Avrupa’nın Türkiye’nin Potansiyelini Tanıması
“Avrupa, Türkiye’nin potansiyelinin farkında”Polonya Milletlerarası Bağlar Enstitüsü (PISM) Analisti Dr. Aleksandra Maria Spancerska da Türkiye’nin savaşın başlangıcından beri izlediği istikrar siyasetine işaret etti.Spancerska, “Bunu yaparken tarafsız bir aracı olarak hareket etmeye ve bu ülkelerin her biriyle kendi çıkarlarını gözetmeye çalışmaktadır. Türkiye’nin stratejik ve askeri potansiyeli dikkate alındığında, NATO’nun doğu kanadının güvenliğine ait sorumluluğu paylaşması, Ukrayna ve Polonya’nın da faydasınadır.” değerlendirmesinde bulundu.Avrupa güvenlik mimarisinin yine formlandığı bir periyotta Baykar’ın Avrupa’nın öncü savunma endüstrisi şirketi Leonardo ile işbirliği muahedesi imzaladığına dikkati çeken Spancerska, “Avrupa, Türkiye’nin potansiyelinin farkında.

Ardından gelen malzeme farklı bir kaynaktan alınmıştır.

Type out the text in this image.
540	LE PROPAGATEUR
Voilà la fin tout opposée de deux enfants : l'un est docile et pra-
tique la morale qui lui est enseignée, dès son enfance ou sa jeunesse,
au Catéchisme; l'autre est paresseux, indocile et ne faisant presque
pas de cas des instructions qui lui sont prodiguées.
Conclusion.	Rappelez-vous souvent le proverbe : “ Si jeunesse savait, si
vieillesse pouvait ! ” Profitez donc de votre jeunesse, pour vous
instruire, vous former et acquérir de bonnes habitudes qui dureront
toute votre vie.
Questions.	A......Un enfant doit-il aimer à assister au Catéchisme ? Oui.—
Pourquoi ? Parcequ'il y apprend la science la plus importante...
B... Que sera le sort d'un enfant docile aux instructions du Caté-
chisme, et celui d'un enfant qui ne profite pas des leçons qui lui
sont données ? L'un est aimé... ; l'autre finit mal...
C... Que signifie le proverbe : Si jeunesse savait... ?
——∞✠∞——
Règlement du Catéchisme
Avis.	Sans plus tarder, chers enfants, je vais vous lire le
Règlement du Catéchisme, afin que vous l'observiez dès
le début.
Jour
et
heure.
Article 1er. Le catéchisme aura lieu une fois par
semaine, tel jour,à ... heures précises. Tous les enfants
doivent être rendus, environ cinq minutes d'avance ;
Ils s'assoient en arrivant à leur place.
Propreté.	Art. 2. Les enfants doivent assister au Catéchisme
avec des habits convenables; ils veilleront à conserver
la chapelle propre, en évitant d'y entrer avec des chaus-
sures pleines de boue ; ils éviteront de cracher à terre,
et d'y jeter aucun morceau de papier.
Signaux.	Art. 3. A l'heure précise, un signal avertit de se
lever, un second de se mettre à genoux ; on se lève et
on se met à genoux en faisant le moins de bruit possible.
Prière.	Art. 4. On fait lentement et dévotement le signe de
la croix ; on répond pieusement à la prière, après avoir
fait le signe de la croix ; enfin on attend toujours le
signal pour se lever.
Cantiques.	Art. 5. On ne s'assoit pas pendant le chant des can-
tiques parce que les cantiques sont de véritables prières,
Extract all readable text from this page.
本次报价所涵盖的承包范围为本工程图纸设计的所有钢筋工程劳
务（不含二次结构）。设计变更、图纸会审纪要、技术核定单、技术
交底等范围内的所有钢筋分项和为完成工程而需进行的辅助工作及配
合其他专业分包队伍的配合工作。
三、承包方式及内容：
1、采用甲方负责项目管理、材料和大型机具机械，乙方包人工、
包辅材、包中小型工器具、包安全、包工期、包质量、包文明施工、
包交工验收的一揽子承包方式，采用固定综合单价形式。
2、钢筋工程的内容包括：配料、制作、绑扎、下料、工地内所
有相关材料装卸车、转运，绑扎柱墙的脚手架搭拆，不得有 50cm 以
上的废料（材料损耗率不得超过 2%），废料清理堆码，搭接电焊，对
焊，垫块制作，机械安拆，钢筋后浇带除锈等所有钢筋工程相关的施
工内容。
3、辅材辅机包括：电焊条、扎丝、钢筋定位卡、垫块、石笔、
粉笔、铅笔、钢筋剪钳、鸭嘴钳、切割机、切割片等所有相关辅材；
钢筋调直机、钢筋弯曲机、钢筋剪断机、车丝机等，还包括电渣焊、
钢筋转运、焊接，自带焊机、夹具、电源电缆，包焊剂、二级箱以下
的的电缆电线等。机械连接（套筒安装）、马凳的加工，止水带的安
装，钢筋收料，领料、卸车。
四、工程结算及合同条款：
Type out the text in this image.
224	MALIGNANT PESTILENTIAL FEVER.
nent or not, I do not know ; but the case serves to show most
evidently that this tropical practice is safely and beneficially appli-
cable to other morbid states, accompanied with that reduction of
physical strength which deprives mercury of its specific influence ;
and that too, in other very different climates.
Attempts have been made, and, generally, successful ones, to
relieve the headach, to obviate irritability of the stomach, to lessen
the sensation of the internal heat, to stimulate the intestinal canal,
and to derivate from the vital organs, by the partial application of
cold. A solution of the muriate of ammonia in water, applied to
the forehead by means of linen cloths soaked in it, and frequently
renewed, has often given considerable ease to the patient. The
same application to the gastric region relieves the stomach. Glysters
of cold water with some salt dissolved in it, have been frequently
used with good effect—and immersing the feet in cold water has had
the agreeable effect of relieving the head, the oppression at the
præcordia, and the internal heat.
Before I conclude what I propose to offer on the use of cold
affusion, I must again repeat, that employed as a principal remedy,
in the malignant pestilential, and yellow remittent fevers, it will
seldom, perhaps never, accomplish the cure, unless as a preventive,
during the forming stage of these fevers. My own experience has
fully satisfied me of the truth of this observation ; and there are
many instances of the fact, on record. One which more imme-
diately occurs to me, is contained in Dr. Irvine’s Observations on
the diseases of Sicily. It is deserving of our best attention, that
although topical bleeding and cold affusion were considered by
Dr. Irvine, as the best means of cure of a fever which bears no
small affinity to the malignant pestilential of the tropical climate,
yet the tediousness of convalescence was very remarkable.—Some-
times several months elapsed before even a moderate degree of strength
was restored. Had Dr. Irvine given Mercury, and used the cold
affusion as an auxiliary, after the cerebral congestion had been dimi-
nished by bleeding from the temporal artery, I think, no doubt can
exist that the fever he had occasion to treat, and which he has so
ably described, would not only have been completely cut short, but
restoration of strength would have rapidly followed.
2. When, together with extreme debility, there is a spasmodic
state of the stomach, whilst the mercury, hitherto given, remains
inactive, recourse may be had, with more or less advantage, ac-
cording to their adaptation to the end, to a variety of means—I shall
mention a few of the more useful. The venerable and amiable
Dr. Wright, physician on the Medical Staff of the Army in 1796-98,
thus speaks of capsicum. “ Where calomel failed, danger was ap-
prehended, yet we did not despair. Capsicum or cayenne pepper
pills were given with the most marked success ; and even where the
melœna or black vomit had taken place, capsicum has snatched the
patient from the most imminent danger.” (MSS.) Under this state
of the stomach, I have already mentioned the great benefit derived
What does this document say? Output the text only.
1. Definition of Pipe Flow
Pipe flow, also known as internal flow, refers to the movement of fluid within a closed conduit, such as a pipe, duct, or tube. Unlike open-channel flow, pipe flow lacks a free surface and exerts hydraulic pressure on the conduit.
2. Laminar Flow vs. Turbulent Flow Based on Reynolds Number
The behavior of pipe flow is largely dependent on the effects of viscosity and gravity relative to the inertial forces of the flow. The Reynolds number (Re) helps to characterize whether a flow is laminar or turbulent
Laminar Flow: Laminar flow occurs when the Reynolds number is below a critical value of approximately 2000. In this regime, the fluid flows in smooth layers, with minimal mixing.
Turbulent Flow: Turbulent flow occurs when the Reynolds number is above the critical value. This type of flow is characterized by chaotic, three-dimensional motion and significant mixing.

Türkiye, savunma endüstrisinde büyük bir iş gücüne ve üretim üssüne sahip olduğundan Avrupa savunma kesimini başarılı bir biçimde güçlendirebilir.” dedi.Yakınlaşan AB-Türkiye alakalarına de değinen Spancerska, “Bence Türkiye ile işbirliği, ülkeler tarafından iki taraflı olarak güçlendirilecektir. Bilhassa de Baltık ülkeleri ve Polonya üzere Rus tehdidine karşı en savunmasız olan ülkeler için.” sözlerini kullandı.